By: Ana Tobias
Recently, I was talking to a few people and they told me about an alarming situation affecting colleges and universities across the United States. The problem college students are facing today is starvation. That’s right; as if studying and worrying about tuition was not bad enough, now students must face starvation and sometimes even homelessness.
It has gotten to the point that various institutions have started food pantries within the college or university. The students who have organized these food pantry programs state that they have done so because they do not believe their friends and classmates should suffer. They have also stated that in building their own pantries students do not need to travel to seek outside food pantries that may bring extra traveling expenses.

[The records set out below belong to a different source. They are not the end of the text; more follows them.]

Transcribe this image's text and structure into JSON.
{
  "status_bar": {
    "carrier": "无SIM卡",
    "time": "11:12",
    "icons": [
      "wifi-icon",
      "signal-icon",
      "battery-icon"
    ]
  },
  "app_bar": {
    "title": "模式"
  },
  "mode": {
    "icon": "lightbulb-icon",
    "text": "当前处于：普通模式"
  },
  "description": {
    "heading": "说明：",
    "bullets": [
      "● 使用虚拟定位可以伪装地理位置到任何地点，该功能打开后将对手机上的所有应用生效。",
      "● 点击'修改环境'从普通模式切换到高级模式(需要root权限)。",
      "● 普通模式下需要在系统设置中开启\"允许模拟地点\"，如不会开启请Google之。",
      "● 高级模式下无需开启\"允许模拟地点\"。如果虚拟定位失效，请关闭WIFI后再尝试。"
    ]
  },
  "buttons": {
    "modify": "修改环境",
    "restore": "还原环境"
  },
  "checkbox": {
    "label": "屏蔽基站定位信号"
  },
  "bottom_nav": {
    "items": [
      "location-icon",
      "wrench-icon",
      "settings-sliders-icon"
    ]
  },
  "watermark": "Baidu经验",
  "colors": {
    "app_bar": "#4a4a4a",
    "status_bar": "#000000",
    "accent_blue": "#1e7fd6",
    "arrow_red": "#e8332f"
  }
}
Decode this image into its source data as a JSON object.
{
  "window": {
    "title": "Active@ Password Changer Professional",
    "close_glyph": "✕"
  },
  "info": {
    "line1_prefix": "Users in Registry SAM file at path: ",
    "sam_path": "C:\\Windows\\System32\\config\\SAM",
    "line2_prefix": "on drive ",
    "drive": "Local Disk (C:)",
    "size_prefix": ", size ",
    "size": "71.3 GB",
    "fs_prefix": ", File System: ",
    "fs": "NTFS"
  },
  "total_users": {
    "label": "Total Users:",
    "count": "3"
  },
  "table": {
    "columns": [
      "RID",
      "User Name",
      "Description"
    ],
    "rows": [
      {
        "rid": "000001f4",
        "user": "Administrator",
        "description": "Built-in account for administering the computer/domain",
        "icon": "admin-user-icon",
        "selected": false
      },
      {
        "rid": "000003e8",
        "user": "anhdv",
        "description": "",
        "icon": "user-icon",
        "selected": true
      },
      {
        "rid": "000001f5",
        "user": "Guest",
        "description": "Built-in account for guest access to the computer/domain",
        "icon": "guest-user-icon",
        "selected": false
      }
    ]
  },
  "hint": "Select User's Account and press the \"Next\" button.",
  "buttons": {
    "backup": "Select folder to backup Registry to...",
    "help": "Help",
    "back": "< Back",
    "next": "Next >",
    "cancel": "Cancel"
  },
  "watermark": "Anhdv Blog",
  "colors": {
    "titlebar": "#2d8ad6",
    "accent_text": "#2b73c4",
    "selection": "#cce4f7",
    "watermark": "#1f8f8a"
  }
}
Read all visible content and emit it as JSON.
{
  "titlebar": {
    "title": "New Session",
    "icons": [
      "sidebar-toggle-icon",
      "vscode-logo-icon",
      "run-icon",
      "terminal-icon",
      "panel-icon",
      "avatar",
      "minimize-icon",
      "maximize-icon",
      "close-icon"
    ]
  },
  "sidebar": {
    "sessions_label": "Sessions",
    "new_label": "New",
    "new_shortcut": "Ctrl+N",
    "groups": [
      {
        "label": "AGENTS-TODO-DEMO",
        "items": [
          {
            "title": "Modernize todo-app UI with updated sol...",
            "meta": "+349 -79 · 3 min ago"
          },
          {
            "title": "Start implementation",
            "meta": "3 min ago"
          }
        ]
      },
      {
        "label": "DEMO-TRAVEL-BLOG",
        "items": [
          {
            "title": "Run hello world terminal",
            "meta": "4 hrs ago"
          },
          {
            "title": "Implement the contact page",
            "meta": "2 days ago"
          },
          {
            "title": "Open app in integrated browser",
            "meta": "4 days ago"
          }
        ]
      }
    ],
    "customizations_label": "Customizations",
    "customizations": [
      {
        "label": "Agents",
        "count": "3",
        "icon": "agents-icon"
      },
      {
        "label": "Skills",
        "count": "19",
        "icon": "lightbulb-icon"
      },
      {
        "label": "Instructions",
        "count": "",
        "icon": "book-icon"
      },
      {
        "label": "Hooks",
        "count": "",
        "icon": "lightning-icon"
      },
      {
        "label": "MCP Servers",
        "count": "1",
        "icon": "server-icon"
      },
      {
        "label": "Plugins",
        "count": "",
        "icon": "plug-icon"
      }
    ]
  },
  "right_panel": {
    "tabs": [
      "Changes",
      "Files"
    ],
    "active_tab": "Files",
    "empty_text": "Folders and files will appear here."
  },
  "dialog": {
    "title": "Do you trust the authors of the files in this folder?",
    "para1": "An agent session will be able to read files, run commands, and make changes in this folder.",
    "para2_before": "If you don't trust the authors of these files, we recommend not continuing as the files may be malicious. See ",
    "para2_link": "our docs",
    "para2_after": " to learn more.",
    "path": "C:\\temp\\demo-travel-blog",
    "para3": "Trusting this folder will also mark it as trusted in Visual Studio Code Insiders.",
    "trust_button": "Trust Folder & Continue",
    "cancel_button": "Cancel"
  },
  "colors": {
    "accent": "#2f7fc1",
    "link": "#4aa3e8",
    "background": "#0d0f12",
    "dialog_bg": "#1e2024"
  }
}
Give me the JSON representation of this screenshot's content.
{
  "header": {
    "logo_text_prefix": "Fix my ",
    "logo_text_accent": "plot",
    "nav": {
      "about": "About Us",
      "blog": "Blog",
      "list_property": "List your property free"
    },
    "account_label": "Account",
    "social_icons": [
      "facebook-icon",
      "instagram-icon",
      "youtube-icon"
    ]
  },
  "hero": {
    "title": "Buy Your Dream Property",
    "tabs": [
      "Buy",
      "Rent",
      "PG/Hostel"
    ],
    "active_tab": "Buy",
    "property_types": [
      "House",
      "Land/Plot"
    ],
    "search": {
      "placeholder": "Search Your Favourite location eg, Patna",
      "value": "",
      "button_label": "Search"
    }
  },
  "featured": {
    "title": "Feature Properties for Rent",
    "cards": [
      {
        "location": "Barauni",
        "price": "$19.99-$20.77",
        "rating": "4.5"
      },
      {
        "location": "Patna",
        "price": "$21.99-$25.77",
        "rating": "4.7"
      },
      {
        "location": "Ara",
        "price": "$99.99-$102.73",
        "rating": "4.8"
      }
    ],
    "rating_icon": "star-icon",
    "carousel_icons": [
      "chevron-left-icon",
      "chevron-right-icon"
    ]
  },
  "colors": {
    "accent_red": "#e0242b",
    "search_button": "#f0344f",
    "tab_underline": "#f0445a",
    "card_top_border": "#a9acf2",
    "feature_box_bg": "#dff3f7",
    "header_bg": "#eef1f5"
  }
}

The campus food pantries have been a success, not that it was an automatic hit, there were a number of students who did not want to go to the food pantry because they felt ashamed or embarrassed, however as student and staff organizers tweaked the distribution process they noticed the number of students they helped increase dramatically. At one university the student places an online order for food they need that week, the campus food pantry receives the order, packs it and seals it. The student who picks up the package must show the student ID and they take their weekly merchandise no questions asked. Both parties say this has made students feel less embarrassed.
I found this situation alarming because I wasn’t all that familiar with the processes involved in paying for school and the tremendous costs involved (my tuition was paid in Mexico and scholarships to Europe enabled me to stay at a very reasonable rate). However as I came to the United States I noticed the complete lack of help available to first time college students and to foreign students, especially for non-traditional students without a family to support them. It was not until I was helping my students that I noticed the lack of information and help when paying for school, food, shelter, and transportation.
Rather than empower our young adults, we assume they are all wealthy or come from wealthy parents that take care of paying school, offering advice, or seeking the financial aid available. However, what happens to the students when there are no parents or family (or if there are, but they are unable to provide financial aid), the entire system breaks down and we have students going hungry, sleeping on a friends couch, and showering at the student union or gym.